- Born: Abdul Aziz
- Citizenship: Pakistan
- Occupation: Transgender rights activist
- Organization: Gender Interactive Alliance
- Title: Founder and president, Gender Interactive Alliance

= Bindiya Rana =

Pakistani transgender activist

Bindiya Rana is a Pakistani transgender activist who is the founder and president of the Gender Interactive Alliance (GIA), headquartered in Karachi. In 2013, she stood as a candidate for a seat in the Sindh Provincial Assembly but was unsuccessful.

== Early life ==
Rana was born into a family of twelve siblings. During her adolescence, she spent time in a dera, a communal residence for trans persons. With her father's support, she rented an apartment in Karachi at the age of fifteen. Her family, initially hesitant, came to accept and support her identity.

== Career ==
Rana is the founder and president of the Gender Interactive Alliance (GIA). Other executive members have included Rifee Khan, Rimsha, and Sara Gill. The GIA has assisted its members in obtaining national identity cards. Rana has also served as a petitioner in the Sindh High Court on matters relating to transgender rights, and is regarded as one of the principal representatives of the Khwaja Sara community in Pakistan.

In 2013, Rana contested a seat in the Sindh Provincial Assembly in Karachi, becoming one of Pakistan's first transgender candidates to stand in a general election. She received death threats during the campaign and was required to file a case in the Supreme Court of Pakistan after her gender identity was cited as an obstacle to her candidacy. She did not secure a seat.

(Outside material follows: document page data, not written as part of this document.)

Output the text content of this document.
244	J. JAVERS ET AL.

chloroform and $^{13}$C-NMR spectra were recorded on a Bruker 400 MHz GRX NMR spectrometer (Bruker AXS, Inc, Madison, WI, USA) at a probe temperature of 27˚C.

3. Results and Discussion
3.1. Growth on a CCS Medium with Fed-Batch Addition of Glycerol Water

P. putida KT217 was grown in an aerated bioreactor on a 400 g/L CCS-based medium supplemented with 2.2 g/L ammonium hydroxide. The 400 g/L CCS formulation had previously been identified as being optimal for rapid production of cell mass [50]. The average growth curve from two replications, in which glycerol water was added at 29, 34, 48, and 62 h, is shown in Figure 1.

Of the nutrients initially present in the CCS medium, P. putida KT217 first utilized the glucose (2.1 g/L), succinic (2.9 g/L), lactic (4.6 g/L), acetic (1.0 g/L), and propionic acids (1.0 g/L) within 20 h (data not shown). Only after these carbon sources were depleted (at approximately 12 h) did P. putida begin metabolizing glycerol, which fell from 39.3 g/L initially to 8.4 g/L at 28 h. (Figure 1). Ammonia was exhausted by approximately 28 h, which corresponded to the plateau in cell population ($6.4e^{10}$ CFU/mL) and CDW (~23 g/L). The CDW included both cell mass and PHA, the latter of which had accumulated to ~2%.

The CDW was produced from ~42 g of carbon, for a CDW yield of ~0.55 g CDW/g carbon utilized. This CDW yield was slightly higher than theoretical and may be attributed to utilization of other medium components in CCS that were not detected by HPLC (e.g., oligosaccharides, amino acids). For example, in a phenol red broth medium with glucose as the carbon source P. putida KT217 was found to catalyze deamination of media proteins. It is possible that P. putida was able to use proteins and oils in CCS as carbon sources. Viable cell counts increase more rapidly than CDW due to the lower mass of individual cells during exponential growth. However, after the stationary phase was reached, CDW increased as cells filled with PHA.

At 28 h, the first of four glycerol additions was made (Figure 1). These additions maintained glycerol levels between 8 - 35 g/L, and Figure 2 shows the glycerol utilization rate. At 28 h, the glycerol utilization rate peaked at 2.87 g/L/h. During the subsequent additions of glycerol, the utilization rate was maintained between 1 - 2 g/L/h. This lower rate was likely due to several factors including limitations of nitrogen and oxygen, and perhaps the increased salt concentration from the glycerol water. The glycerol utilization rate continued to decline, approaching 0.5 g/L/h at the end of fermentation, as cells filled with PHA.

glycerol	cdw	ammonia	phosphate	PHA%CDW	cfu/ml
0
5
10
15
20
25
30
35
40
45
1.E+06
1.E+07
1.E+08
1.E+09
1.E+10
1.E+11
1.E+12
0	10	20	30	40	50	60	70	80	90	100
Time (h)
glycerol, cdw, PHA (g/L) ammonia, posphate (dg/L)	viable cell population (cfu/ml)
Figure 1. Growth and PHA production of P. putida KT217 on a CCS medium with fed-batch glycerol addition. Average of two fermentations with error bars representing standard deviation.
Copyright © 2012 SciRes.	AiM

Within her community, Rana holds the status of guru, with over fifty apprentices, known as chelas. She has criticised the undercounting of transgender persons in the Pakistani census, arguing that official figures fell well short of credible estimates. Rana is an advocate for transgender healthcare and has spoken out against sexual violence directed at trans persons. She has supported the establishment of free medical camps for women and children in interior Sindh and Balochistan.

In December 2015, Rana participated in protests against the absence of dedicated polling arrangements for transgender persons during the local government elections. The protests contributed to a decision by parts of the trans community to boycott the polls.